Exact-mass data are used to confirm identities of synthetic and natural products (e.g. for publication of novel compounds). As with any procedure, an understanding of the data objectives and limitations of the analysis is important. When valence rules and candidate compositions encompassing C 0-50 H 3-74, O 0-4, and N 0-4 are considered at nominal parent m/z of 118, there are no candidate formulae within 34ppm of each other. When the ion is of m/z 750.4 and formulae are in the range C 0-100 H 25-110, O 0-15, and N 0-15, there are 626 candidate formulae within 5ppm. Thus, for a measurement at m/z 118, an error of 34ppm uniquely defines a particular formula, whereas at m/z 750, an error (and precision) of 0.018ppm (unattainable at the current state-of-the-art) would be required to eliminate all extraneous possibilities. This underscores the utility of applying additional information to the analytical problem – for example, fragment ions, isotope ratios, derivative products, or other methods such as nmr – to solve the question of compound identity.

Exact Masses of Some Common Elements and Their Isotopes

Element Symbol Exact Mass (u) Rel.

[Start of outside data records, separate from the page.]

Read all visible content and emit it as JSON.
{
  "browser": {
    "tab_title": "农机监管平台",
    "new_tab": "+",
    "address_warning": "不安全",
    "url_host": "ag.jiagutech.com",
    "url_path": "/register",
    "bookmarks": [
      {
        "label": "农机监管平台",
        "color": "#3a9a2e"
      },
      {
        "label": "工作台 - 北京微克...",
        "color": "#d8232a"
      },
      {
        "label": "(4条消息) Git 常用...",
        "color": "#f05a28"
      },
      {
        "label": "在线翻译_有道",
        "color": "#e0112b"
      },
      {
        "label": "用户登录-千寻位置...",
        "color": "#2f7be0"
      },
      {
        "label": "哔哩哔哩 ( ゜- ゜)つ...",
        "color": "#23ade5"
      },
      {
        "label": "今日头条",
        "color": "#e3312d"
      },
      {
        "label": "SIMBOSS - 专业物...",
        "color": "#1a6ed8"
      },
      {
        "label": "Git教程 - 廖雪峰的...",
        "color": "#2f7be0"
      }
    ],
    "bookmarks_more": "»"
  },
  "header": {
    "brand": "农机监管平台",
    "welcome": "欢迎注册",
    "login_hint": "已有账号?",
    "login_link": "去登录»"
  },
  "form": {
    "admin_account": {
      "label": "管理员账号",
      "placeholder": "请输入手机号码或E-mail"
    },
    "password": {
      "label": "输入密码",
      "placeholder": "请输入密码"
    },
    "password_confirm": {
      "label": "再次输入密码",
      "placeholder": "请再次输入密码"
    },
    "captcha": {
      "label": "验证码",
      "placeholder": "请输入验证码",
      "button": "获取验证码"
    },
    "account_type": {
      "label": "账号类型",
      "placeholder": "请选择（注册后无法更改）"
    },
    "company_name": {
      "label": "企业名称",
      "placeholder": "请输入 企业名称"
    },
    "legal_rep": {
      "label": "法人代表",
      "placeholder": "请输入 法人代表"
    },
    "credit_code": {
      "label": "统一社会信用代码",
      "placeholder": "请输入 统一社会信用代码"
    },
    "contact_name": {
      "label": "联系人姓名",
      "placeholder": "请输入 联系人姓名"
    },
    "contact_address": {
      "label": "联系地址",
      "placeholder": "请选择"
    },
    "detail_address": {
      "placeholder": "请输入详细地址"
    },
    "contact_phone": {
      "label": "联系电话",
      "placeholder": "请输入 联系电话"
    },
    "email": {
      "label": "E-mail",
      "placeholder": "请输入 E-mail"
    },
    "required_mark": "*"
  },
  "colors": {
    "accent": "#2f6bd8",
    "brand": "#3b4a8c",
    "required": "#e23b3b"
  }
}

Abundance %
Hydrogen 1H 1.007825037 100.0
Deuterium 2H or D 2.014101787 0.015
Carbon 12 12C 12.00000 100.0
Carbon 13 13C 13.003354 1.11223
Nitrogen 14 14N 14.003074 100.0
Nitrogen 15 15N 15.00011 0.36734
Oxygen 16 16O 15.99491464 100.0
Oxygen 17 17O 16.9991306 0.03809
Oxygen 18 18O 17.99915939 0.20048
Fluorine 19F 18.998405 100.0
Sodium 23Na 22.9897697 100.0
Silicon 28 28Si 27.9769284 100.0
Silicon 29 29Si 28.9764964 5.0634
Silicon 30 30Si 29.9737717 3.3612
Phosphorus 31P 30.9737634 100.0
Sulfur 32 32S 31.972074 100.0
Sulfur 33 33S 32.9707 0.78931
Sulfur 34 34S 33.96938 4.43065
Sulfur 36 36S 35.96676 0.02105
Chlorine 35 35Cl 34.968854 100.0
Chlorine 37 37Cl 36.965896 31.97836

Disclaimer: These data are for informational use only. No guarantees are made for the accuracy of the data presented.